2. The issues associated with an aging society. For example, the Mannheim-led SHARE study is in the field for a second round in Ireland and will be completed in 2010 by researchers at Geary.
3. Psychological Consequences of Recession. The implications of the literature on well-being economics for public policy is a regular feature of discussion on this blog and an area where there are a number of potential policy applications.
4. The Economics of Early Childhood Intervention. See, for example, a recent paper by colleagues on this topic. Professor James Smith's Ulysses lecture captures inspiringly the vast economic consequences of protecting childhood physical and mental health.

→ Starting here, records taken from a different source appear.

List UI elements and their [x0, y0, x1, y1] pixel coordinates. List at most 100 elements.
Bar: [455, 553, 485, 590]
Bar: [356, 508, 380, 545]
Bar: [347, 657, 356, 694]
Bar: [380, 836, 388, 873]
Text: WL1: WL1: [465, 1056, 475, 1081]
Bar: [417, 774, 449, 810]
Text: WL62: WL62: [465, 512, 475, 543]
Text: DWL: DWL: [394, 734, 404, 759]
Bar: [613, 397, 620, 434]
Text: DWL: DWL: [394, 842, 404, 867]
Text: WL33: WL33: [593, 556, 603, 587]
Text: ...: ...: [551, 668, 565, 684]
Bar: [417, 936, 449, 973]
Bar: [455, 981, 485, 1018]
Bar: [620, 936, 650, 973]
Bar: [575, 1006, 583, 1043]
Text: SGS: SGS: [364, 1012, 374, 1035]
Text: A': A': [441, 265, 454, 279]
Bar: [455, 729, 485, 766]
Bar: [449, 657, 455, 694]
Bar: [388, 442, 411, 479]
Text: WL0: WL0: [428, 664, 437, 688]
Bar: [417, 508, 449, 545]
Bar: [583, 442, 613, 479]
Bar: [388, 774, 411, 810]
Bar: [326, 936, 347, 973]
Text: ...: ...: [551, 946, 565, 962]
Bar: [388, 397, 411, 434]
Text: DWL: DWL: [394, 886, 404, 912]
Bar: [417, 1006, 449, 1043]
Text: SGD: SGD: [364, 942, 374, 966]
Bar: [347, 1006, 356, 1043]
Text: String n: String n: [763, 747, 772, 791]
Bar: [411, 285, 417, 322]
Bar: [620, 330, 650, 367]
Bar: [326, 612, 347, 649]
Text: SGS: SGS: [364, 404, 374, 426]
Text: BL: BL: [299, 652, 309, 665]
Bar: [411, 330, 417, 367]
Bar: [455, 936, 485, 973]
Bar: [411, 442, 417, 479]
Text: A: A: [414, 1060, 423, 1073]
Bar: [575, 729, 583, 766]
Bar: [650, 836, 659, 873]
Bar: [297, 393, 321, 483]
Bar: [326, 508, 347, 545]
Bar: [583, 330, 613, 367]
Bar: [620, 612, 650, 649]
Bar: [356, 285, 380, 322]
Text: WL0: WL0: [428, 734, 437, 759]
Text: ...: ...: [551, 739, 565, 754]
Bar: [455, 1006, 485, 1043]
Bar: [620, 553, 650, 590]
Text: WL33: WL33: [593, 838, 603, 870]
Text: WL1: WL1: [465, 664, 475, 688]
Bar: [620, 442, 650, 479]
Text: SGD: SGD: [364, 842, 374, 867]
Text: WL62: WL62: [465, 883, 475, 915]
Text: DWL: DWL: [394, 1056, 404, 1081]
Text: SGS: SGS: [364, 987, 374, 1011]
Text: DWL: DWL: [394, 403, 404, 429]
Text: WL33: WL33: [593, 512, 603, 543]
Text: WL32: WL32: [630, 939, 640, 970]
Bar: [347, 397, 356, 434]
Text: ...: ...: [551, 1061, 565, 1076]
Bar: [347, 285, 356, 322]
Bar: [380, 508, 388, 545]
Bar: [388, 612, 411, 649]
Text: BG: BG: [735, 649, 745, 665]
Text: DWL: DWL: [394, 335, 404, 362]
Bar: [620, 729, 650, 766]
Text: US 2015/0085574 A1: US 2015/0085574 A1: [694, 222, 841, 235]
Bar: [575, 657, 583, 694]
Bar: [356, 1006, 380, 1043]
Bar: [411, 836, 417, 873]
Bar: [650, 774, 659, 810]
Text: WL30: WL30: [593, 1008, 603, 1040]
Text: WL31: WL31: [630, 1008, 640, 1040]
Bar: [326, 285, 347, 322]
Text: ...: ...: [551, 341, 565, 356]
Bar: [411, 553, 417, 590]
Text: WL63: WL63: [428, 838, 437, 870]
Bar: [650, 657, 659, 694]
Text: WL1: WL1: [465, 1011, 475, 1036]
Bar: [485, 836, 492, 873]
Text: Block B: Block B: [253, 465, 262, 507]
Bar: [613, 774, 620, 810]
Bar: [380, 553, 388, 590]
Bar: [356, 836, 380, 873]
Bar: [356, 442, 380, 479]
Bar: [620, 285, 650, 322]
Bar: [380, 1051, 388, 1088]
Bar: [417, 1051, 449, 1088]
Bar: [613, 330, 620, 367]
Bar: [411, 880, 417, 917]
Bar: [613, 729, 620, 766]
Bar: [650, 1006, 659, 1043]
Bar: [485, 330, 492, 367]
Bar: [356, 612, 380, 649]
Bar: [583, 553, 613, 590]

It is hard to watch this lecture carefully without feeling ground shifting underneath one's feet even if the core message may seem well-known to anyone with common sense.
5. Trust. The inspiring work of Ernst Fehr and others on the nature and function of trust should be given high consideration in 2010 as the nations of the world try to rebuild financial and social institutions that have been run ragged over the last few years.
6. The importance of measurement for policy. We have been absorbed here in discussions around issues such as comparability of survey questions across countries, the use of bio-markers in economic data-sets, accurate measures of preferences and so on. Once again, the relevance of this for policy is a question worth exploring.
7. The determinants and consequences of health inequalities. Awareness of the economic and social contexts of health inequalities has picked up markedly in recent years yet much of the debate rests on a very simplified causal model of the effect of income on health. Research areas such as reducing inequalities in chronic illness management will get a lot of attention here throughout the year.
8. Youth unemployment. In October, David Blanchflower gave us a chilling snapshot of what lies ahead without concerted effort on this core issue. This should be one of the main areas of study and debate in 2010.
9. The importance of causal inference for policy design and evaluation. This is a very large area to condense into a sentence but one major thrust in modern economics is an increased emphasis on development of policies that have in-built designs to subject them to causal tests of effectiveness.
10. The communication of risk in areas such as emerging technologies, food scares and so on. The FoodrisC programme, coordinated by Professor Patrick Wall will begin in February 2010. This five year FP7 programme will bring together leading academic and policy groups from across Europe to explore key issues in risk perception and risk communication, particularly in food contexts. We are participating in this network here and have been working on a major Irish study for the last three years. The food literature is clearly established in policy, but the experience of our banking crisis suggests a gaping hole in the ability of policy-makers to explain financial risks to citizens.